The findings were startling:
-
6.51 million BTC is vulnerable to long-term quantum attacks.
-
This includes 1.72 million BTC in very early address types believed to be dormant or potentially lost, including Satoshi’s estimated 1.1 million BTC, many of which are in P2PK addresses.
-
Another 4.49 million BTC is vulnerable but could be secured by the migration, suggesting that their owners are likely still able to act.
This stash of 4.49 million BTC belongs to users who made a critical mistake: address reuse. They use modern P2PKH addresses, but after passing through them (which reveals the public key), they received new funds to that same address. This was a common practice in the early 2010s. By reusing the address, they permanently exposed their public key onchain, turning their modern wallet into a target as vulnerable as Satoshi.
If a hostile actor were the first to reach Q-Day, the simple act of moving Satoshi’s coins would serve as proof of a successful attack. It will instantly demonstrate that Bitcoin’s fundamental security has been breached, triggering market-wide panic, a bank of exchanges, and an existential crisis for the entire crypto ecosystem.
do you know A common tactic discussed it’s “collect now, decipher later.” Malicious actors are already recording encrypted data, such as internet traffic and blockchain public keys, with the intention of deciphering it years from now when they have a quantum computer.
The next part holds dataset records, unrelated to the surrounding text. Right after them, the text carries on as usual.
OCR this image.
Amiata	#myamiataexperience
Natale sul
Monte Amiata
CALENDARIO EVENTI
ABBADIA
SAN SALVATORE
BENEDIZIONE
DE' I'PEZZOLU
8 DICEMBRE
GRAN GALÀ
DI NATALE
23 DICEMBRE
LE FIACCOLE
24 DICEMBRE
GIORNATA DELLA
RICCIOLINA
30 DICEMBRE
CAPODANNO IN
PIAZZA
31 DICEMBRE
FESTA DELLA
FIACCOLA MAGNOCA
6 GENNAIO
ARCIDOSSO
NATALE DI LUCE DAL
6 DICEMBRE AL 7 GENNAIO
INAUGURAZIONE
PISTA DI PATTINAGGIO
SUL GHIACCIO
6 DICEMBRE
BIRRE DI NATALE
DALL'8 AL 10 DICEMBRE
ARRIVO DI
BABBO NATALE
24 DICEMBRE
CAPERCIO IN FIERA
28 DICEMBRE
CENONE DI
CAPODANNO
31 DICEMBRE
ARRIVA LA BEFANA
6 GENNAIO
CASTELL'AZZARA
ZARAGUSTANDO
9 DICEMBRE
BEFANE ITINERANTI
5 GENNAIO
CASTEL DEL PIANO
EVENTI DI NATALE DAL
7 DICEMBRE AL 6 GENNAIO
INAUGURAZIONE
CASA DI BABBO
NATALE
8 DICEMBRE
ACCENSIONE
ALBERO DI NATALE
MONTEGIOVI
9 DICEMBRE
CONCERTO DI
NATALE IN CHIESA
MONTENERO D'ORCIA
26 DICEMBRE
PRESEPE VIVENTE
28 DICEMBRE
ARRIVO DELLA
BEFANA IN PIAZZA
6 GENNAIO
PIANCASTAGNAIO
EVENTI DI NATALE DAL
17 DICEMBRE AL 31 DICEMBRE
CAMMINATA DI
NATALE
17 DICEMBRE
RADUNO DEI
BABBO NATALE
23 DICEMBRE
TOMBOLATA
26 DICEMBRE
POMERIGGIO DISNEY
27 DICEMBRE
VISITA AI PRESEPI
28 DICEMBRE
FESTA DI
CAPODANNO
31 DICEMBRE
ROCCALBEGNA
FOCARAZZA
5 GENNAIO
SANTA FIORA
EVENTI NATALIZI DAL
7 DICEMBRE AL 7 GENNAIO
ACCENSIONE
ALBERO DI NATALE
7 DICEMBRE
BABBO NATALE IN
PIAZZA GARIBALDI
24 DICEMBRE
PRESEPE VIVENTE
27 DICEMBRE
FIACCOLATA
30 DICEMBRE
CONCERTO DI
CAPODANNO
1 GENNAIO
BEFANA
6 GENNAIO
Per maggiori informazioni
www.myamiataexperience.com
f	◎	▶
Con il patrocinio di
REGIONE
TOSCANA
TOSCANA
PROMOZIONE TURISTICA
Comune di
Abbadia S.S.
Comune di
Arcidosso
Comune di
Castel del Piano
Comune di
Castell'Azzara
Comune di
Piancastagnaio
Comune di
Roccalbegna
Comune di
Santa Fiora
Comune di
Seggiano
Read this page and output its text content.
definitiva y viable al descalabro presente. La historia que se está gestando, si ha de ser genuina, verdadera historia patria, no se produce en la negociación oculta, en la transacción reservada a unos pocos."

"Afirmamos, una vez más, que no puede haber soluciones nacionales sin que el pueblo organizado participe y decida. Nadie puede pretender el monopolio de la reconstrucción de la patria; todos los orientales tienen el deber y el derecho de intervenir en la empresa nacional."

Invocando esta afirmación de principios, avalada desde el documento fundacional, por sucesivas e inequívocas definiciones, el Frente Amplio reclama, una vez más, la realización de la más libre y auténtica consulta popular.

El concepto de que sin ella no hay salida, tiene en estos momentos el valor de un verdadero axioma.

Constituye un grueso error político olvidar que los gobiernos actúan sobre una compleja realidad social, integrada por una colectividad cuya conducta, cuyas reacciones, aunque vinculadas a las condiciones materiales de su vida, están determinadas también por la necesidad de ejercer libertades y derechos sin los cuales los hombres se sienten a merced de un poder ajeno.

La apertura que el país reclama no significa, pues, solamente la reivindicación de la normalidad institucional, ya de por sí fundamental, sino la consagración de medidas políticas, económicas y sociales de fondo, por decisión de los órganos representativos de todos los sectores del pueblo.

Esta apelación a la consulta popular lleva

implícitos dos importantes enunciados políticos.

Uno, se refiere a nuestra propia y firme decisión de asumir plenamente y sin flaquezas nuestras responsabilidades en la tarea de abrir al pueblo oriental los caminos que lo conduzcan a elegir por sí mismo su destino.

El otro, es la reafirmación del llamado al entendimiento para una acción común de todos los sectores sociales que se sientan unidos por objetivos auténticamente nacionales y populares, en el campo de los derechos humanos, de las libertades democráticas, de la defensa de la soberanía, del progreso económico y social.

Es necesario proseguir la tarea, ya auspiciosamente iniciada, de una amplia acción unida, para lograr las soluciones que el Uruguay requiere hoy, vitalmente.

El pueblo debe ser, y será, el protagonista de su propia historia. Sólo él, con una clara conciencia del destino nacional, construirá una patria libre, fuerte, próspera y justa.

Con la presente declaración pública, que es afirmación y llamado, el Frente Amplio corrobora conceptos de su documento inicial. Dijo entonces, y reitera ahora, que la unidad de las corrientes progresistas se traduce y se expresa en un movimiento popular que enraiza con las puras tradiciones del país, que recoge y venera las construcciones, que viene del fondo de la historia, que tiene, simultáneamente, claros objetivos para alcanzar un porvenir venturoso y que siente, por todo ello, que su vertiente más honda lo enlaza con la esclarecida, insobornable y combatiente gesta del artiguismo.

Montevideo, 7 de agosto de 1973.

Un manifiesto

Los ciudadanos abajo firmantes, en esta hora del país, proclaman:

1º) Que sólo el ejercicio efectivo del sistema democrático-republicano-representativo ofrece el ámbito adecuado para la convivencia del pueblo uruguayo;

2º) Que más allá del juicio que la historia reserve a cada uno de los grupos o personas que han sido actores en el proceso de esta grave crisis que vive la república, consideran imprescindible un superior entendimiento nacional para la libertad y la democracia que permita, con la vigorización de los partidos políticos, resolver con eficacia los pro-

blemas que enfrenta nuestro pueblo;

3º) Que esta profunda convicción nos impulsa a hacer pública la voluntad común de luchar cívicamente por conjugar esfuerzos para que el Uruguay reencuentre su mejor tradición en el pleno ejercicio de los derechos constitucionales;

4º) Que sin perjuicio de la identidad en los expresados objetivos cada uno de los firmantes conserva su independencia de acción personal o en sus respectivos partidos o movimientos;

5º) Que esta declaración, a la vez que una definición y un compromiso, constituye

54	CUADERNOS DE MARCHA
How Bitcoin could switch to quantum-safe protection
The entire technological world is moving towards new quantum-resistant standards. For Bitcoin, this would require a major network upgrade, or fork, to a new algorithm.
The crypto community is not expecting this to happen. The solution is post-quantum cryptography (PQC)a new generation of encryption algorithms built on different and more complex mathematical problems that are believed to be secure against classical and quantum computers.
Instead of elliptic curves, many PQC algorithms rely on structures such as lattice-based cryptography. The US National Institute of Standards and Technology led this effort.
-
In August 2024, the National Institute of Standards and Technology published the first finalized PQC standards.
-
Key to this discussion is ML-DSA (Module-Lattice based Digital Signature Algorithm), part of the CRYSTALS-Dilithium standard.
-
The wider tech world has already adopted it. By the end of 2025, OpenSSH 10.0 had done a PQC algorithm is its default, and Cloudflare has reported that most of its web traffic is now protected by PQC.
For Bitcoin, the path forward would be a network-wide software update, almost certainly implemented as a soft fork. This update will introduce new quantum-resistant address types, such as the proposed “P2PQC” addresses. He was not forcing anyone to move. Instead, users will be able to voluntarily send their funds from older and vulnerable addresses, such as P2PKH or SegWit, to these new secure ones. This approach would be similar to how the SegWit update was launched.